Not So White! Here Are All the Black Actors Who Received Oscar Nominations
The nominees for the 2017 Academy Awards have been announced and some of the season's most critically acclaimed Black-led films have been recognized. From the likes of Viola Davis to Octavia Spencer, the Oscars are looking a bit more inclusive than the past.
Take a look at the Black actors and films that were nominated for the most prestigious award in Hollywood below:
Watch the Fences cast talk about the importance of family in the BET Breaks video, above.
DENZEL WASHINGTON — BEST ACTOR
The veteran actor and two-time Oscar winner played his Fences character on Broadway, where he won a Tony Award, and is now going for Academy Awards gold.
Ruth Negga — Best Actress
The Irish-Ethiopian actress shot to the top of the Hollywood A-list this year thanks to her quiet but powerful performance as Mildred Loving in the civil rights biopic Loving.
Viola Davis — Best Supporting Actress
Viola Davis received a nomination for Best Supporting Actress in the film Fences, brought to the big screen by her co-star Denzel Washington. The actress won a Tony Award in 2010 for her portrayal as Rose Maxson during her Broadway performance of Fences prior to it being brought to Hollywood.
Octavia Spencer — Best Supporting Actress
Octavia Spencer played Dorothy Vaughan, one of three African-American female mathematicians at NASA who were critical during the 1960s Space Race, in the film Hidden Figures. Her performance was so rousing that she is being honored with an Oscar nomination in the Best Supporting Actress category. The actress currently has an Academy Award under her belt for her role as Minny Jackson in The Help.
NAOMIE HARRIS — BEST SUPPORTING ACTRESS
The British actress earned raves for her performance as a drug-afflicted mother in Moonlight.
Mahershala Ali — Best Supporting Actor
Ali's role as Juan in this coming-of-age drama already earned him a Golden Globe nomination and is one of the most talked-about performances of the year.
'Hidden Figures' — Best Picture, Best Adapted Screenplay
The biopic about the Black women who were instrumental in putting a man on the moon took Hollywood by storm, beat Star Wars at the box office and is now a contender for the top prize at the Oscars.

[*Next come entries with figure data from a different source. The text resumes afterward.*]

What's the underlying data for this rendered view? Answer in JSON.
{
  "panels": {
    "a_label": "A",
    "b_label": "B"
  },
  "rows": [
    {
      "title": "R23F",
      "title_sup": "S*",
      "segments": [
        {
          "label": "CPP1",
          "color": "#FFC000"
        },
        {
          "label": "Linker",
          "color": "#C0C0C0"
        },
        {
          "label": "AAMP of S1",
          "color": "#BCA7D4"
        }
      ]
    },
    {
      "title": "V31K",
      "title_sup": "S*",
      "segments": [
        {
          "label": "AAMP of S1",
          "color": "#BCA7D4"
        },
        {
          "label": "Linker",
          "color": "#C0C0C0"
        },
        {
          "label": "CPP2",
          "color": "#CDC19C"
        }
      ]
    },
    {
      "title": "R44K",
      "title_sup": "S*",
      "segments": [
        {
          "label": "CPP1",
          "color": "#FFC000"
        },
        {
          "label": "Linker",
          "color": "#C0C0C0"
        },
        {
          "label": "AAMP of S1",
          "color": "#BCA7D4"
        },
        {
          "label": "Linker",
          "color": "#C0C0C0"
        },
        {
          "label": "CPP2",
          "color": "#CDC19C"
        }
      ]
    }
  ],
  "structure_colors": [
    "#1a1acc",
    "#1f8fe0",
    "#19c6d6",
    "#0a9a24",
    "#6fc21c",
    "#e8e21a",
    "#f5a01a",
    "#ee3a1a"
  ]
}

'Moonlight' — Best Picture, Best Cinematography, Best Original Score, Best Editing
Moonlight has been lauded as one of the most heartfelt and celebrated films of 2016 — continuing into 2017 — and the film and its cast have already been honored by the Hollywood elite. The film recently won the Golden Globe for Best Motion Picture – Drama and is currently nominated for seven Academy Awards. The nomination for film editing, which is to Joi McMillon and Nat Sanders, marks the first time a Black woman received a nomination in this category.
'fences' — Best Picture, Best Adapted Screenplay
The Tony-winning Broadway revival of August Wilson's play was beautifully adapted for the big screen by director Denzel Washington and is now nominated for multiple Oscars.
BARRY JENKINS — BEST DIRECTOR
The independent filmmaker earned pretty much universal raves for this film, which he also co-wrote. Jenkins made history as the first Black filmmaker to earn a trifecta of nominations for Best Director, Best Picture and Best Screenplay.
Bradford Young — Best Cinematographer
Young's work on Arrival, also a Best Picture nominee, earned him a historic first Oscar nod for a Black cinematographer in Academy Awards history.
'I Am Not Your Negro' — Best Documentary Feature
I Am Not Your Negro is being deemed the dark horse in this year's awards season. The Raoul Peck documentary film, narrated by Samuel L. Jackson, delves into the history of race relations in America through the eyes of James Baldwin.
'13th' — Best Documentary Feature
Ava DuVernay gave race relations in the United States criminal justice system a true voice in the Netflix original documentary 13th. The doc, which is titled after the Thirteenth Amendment to the United States Constitution, received major critical acclaim upon its release from both critics and viewers alike.
'O.J.: Made In America' — Best Documentary Feature
That two major works about O.J. Simpson could be awards contenders in the same year speaks to the power of his story and the impact it had on culture. This multi-part documentary went beyond the trial and took a deep dive into how society constructed the notorious NFL player.
'Life, Animated' — Best Documentary Feature
Roger Ross Williams, the director of this documentary about a child dealing with autism, already won an Oscar for his documentary short, Music by Prudence.